Zapał podróżników na widok wyrytych liter. Dalsza podróż z aparatem Rumkorffa.


Od czasu rozpoczęcia podróży, przeżywałem dużo zachwytów i wzruszeń, coraz to jakąś niespodziankę, jakieś podziwy.
Pomimo to jednak, gdym zobaczył te dwie litery, wyryte przed trzystu laty, stanąłem, jak osłupiały.
Nietylko, że widziałem na skale inicjały, ale nawet miałem sztylet, który je wyrył.
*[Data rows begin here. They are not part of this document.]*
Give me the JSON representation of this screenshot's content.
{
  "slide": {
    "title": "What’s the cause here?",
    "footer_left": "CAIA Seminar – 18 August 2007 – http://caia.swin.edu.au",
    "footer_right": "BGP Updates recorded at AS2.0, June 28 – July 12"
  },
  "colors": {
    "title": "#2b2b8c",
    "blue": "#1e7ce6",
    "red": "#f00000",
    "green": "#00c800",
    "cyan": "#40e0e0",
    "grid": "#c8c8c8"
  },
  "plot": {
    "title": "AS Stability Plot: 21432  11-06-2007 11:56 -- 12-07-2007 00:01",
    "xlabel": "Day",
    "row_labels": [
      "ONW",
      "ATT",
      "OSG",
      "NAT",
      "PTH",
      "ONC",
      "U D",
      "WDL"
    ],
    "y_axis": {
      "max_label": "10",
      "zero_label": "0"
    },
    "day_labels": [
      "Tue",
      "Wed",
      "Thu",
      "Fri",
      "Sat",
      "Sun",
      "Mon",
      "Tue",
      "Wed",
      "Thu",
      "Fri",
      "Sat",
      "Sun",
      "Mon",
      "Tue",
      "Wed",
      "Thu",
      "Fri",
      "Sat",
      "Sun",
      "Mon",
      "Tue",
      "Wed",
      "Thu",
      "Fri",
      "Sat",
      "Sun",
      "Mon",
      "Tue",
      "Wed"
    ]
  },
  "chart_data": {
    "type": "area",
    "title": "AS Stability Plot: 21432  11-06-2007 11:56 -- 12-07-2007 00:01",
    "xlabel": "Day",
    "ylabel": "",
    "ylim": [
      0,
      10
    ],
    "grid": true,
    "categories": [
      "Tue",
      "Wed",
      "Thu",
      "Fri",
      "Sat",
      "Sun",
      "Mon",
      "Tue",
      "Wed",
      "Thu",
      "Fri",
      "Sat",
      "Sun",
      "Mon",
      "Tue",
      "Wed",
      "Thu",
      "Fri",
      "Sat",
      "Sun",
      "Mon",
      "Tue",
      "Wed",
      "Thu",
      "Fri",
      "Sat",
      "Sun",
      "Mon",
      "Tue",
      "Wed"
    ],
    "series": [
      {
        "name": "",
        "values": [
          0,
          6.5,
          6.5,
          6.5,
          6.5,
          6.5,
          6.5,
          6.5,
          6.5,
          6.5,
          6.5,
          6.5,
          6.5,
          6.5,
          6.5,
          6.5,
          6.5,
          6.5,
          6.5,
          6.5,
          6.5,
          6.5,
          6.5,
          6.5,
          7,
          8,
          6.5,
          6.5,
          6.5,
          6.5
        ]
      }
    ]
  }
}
Teraz nie mogłem wątpić o istnieniu podróżnika i o racji prowadzenia tej podróży.
Podczas, gdy zatopiony byłem w rozmyślaniach, profesor Lidenbrock wypowiadał mowę.
— Cudowny genjuszu! — wołał w zapale, — o niczem nie zapomniałeś, żeby ułatwić śmiertelnikom tę podróż i oto podobni tobie znajdują ślady, przez ciebie pozostawione.
I ja również wypiszę tu swe inicjały, ale od tej pory przylądek ten zwać się będzie przylądkiem Saknussema“.
Oto co usłyszałem z ust mego stryja Słowa jego w zbudziły we mnie nieopisany zapał. Żar wewnętrzny ożywił mą pierś.